Your IT education and the six degrees of development
Actually, I’m really only going to be discussing two degrees — but that makes for a much less catchy title. Also, if this article ever gets turned into a screenplay, then the producers will have a better chance of landing Will Smith (or possibly Kevin Bacon) for the lead role.
Recently an individual on the Oracle Technology Network certification forum was inquiring about switching careers to work with Oracle in some capacity. He had a bachelor’s degree in journalism (which does not count as one of the two degrees I’ll be discussing), a subject not often viewed as providing a strong foundation for an IT career.
His question revolved around whether he should go back to college to earn a second four-year degree more in the ballpark of his Oracle ambitions, or whether earning certifications would be sufficient to get his foot in the door. The relative value of college degrees versus certifications has been brought up before, including on CertMag in a recent article by Mary Kyle. I will not revisit that question here.
As the forum thread accumulated responses, however, a debate arose over pursuing a Computer Science (CS) degree as opposed to a Management Information Systems (MIS) degree.

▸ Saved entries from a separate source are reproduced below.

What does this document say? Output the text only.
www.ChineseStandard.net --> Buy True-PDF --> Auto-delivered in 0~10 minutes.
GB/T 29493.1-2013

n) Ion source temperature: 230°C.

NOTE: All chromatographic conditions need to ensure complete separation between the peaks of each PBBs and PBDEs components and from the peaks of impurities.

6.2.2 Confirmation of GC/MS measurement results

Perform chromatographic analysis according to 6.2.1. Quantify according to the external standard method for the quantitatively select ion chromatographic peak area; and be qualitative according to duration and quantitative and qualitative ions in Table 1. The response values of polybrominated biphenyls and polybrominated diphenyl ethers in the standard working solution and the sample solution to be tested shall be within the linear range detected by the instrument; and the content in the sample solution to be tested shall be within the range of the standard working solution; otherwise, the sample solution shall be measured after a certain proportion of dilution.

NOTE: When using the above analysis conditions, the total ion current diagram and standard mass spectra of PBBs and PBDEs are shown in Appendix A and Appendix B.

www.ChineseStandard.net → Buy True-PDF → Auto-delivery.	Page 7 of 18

One of the individuals responding to the thread indicated that pursuing a Computer Science degree was the only decision that made sense, because it would provide better preparation for Oracle certification exams.
In part because I hold an MIS degree, I cannot agree with that assertion. I do not see either of these two degrees as being “better” than the other without defining the career goals of the degree seeker. They each have advantages to offer.
In order to better illustrate some of the differences in the two degrees, I pulled a large subset of the course requirements for each. The lists below are not complete for several reasons. I skipped some duplicates — where there were ‘I’ and ‘II’ level courses of the same name — and I did not bother to add requirements such as “free elective.” The remaining courses listed still provide a fairly clear view regarding the focus of the two degrees.
The list below is a subset of the courses required for a bachelor’s degree in Computer Science. This degree focuses very much on programming and elements related to programming (like math, logic, computer architecture and so forth). Essentially, you pursue this degree when you have a career trajectory that is aimed at writing code.
● Introduction to Programming with C
● Introduction to Discrete Structures
● Calculus with Analytic Geometry
● Computer Science I
● Computer Logic and Organization
● Object Oriented Programming
● Systems Software
● Security in Computing
● Computer Architecture
● Programming Languages
● Operating Systems
● Writing for the Technical Professional
● Statistical Methods I
● Chemistry Fundamentals I
The below list is a subset of the course requirements for a Management Information Systems degree. The subjects are considerably more varied than is true for a CS degree. Notably, many of the requirements are standard business courses. The first letter in MIS stands for “management” after all. This is a business degree that focuses on managing information systems (i.e. databases). Beyond the core business elements, there are courses related to programming and to database systems.
● Structured Systems Analysis and Design
● Operating Systems for Business Computing
● Business Data Communications and Networking
● Systems Analysis Design and Implementation Projects
● Project Management
● Introduction to Database Systems
● Accounting I
● Business Finance
● Statistics I
● Principles of Management
● Introduction to Programming
● Global Information Systems Management
● Information Systems Security
● Data Warehousing and Decision Support Systems
● Accounting Information Systems
The choice between pursuing a Computer Science degree or a Management Information Systems degree should not be made before deciding what you plan to be doing in your career. For an individual who loves coding and plans to get a job writing applications in C, this would suggest pursuing a CS degree. For someone who plans to be a Database Administrator, an MIS degree is a more appropriate choice because database administrators generally do very little coding.
The question becomes somewhat murky if an individual’s career goal is coding in Java. If that coding will never involve databases, then the CS degree has the edge. By contrast, someone who intends to use Java as part of developing database applications might get more mileage from an MIS degree. Of course, many college students have no clue what work they will be doing after college, so planning at that level might not be feasible.
In my own work, better than 90 percent of my time is spend writing PL/SQL code. While a CS degree would have focused more on development, I have no doubt that the MIS degree was a better option for me. All of my coding is geared toward database applications, so the information systems background has been very useful. Not only that, but I have written several applications for use by accounting and finance departments.
I do not have the experience to actually work as an accountant (and the job would bore me to tears). The background that I have from my college accounting courses, however, gave me a much better ability to turn user requirements into functional accounting applications. Several of my other business courses have given me similar insight into other aspects of the tools that I develop.
It is not my intention to give the impression that an MIS degree trumps a CS degree in all, or even most cases. One size most definitely does not fit all. I can relate how an MIS degree has been useful because that is what I hold. Had I earned a CS degree, the above paragraph might well have indicated how the information gained from my Computer Logic and Organization course had helped me as a database application developer.
As with all career advice, this is only useful to “you” when it is applied correctly to “your” particular situation. Before deciding on any degree, think about your likes, dislikes, strengths, weaknesses, and so forth. If you set yourself on a trajectory for a career involving things you hate to do and are not particularly good at, then the most likely result is an epic fail.